Fifth Third Bancorp said Tuesday it swung to a loss during the third quarter, missing Wall Street expectations, as credit costs skyrocketed and the regional bank was forced to take losses on some investments.
The net loss, after accounting for $25 million in preferred dividends, was $81 million, or 14 cents per share, compared with earnings of $325 million, or 61 cents per share, during the same quarter a year ago.
Analysts polled by Thomson Reuters, on average, forecast earnings of 18 cents per share for the quarter.
Fifth Third set aside $941 million during the third quarter to cover loan and lease losses. The Cincinnati-based bank set aside just $139 million for loss provisions during the same quarter last year.

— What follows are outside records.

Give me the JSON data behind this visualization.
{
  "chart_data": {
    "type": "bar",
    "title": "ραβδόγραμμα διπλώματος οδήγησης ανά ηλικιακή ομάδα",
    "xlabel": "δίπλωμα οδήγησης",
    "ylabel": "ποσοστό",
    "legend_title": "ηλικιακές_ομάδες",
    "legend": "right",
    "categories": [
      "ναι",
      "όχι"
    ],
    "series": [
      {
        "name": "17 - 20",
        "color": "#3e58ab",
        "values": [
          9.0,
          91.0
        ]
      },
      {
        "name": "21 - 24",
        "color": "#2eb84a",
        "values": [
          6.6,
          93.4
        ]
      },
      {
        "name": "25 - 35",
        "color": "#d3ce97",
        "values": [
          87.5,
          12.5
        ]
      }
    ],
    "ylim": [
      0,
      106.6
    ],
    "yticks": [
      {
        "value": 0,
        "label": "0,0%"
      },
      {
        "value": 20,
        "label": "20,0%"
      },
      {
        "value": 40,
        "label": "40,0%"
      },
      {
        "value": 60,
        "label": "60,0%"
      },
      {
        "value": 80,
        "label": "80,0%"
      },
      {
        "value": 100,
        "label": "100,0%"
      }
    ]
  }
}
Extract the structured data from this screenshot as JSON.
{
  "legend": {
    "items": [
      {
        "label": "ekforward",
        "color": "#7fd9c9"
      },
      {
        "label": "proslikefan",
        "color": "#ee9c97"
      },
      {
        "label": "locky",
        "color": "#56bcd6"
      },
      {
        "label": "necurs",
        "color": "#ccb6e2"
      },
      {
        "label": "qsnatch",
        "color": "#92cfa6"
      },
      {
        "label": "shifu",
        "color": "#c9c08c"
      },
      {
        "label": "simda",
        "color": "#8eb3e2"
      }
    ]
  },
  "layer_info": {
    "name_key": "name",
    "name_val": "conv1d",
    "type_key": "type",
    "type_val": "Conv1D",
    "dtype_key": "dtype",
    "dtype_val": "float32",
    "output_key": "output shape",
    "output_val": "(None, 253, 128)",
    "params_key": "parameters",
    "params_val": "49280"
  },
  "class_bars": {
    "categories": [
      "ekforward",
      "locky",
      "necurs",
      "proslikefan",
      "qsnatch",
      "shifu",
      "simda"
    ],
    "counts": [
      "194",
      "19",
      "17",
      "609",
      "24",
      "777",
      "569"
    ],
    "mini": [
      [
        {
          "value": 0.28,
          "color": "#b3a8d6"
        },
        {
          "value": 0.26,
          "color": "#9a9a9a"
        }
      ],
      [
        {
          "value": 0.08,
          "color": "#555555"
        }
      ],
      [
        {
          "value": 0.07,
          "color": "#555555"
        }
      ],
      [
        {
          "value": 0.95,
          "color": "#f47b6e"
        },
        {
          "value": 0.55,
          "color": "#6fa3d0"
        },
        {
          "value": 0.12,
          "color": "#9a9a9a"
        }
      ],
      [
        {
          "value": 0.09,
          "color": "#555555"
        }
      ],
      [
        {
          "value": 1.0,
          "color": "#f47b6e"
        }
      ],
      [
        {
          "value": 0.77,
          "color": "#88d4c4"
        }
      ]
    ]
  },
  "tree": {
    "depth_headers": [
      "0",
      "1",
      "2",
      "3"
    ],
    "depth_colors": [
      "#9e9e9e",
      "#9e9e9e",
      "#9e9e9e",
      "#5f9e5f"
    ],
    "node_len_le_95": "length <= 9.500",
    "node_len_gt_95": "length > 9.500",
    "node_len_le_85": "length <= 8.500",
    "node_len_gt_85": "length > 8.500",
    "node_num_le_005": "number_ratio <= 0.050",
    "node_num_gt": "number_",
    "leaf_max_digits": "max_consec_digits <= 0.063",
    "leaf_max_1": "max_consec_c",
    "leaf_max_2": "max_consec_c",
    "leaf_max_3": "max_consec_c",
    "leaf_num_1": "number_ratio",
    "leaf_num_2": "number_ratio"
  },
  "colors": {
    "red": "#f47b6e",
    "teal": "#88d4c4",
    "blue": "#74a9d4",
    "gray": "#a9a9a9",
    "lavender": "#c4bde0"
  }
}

Nearly all banks have been forced to ramp up their loan-loss reserves over the past year and a half as customers increasingly default on their loans. Fifth Third said the losses are primarily tied to residential real estate loans and commercial residential builder and developer loans. The losses are concentrated in Michigan and Florida, the bank said in a statement.
Fifth Third's net charge-off rate — the amount of loans written off as not being repaid compared with the size of the entire lending portfolio — rose to 2.17 percent in the third quarter from 0.6 percent during the same quarter last year.
The charge-offs were larger than anticipated, driven by increases in commercial mortgage and construction losses, Citi Investment Research analyst Keith Horowitz wrote in a research note. He had estimated the charge-off rate would be 1.89 percent during the quarter.
Fifth Third also incurred a $51 million pretax, or 6 cents per share after-tax, charge for its investments in Fannie Mae and Freddie Mac preferred stock. The two mortgage giants were taken over by the government during the third quarter, leading to a sharp drop in the value of their preferred shares.
The bank also recorded a $45 million pretax, or 5 cents per share after-tax, charge related to Visa Inc.'s settlement with Discover Financial Services. A third charge totaling $27 million pretax, or 4 cents per share after tax, was taken to lower the value of bank-owned life insurance policies.
Net interest income, the difference between how much it costs a bank to borrow money and how much it receives from lending money to customers, jumped 41 percent to $1.07 billion from $760 million during the year-ago period. The increase in net interest income included a $215 million benefit due to accounting adjustments tied to the acquisition of First Charter Corp. earlier in the year.
Non-interest income, money derived from fees and other charges, rose 5 percent to $717 million from $681 million during the same quarter in 2007.
Fifth Third also said it was considering applying to receive funds through the recently passed $750 billion government bailout plan. The bank said it supports the plan that calls for the government to directly invest in banks and purchase troubled assets, especially those tied to mortgages.
If the bank applies to the government program, it may effect its plans to sell noncore assets as it looks to increase its capital cushion. Earlier this year, Fifth Third laid out a capital raising plan that included a stock issuance, dividend cut and the sale of certain assets. It is still evaluating the asset sales and negotiating potential deals.
Shares of Fifth Third rose 2 cents to $12.25.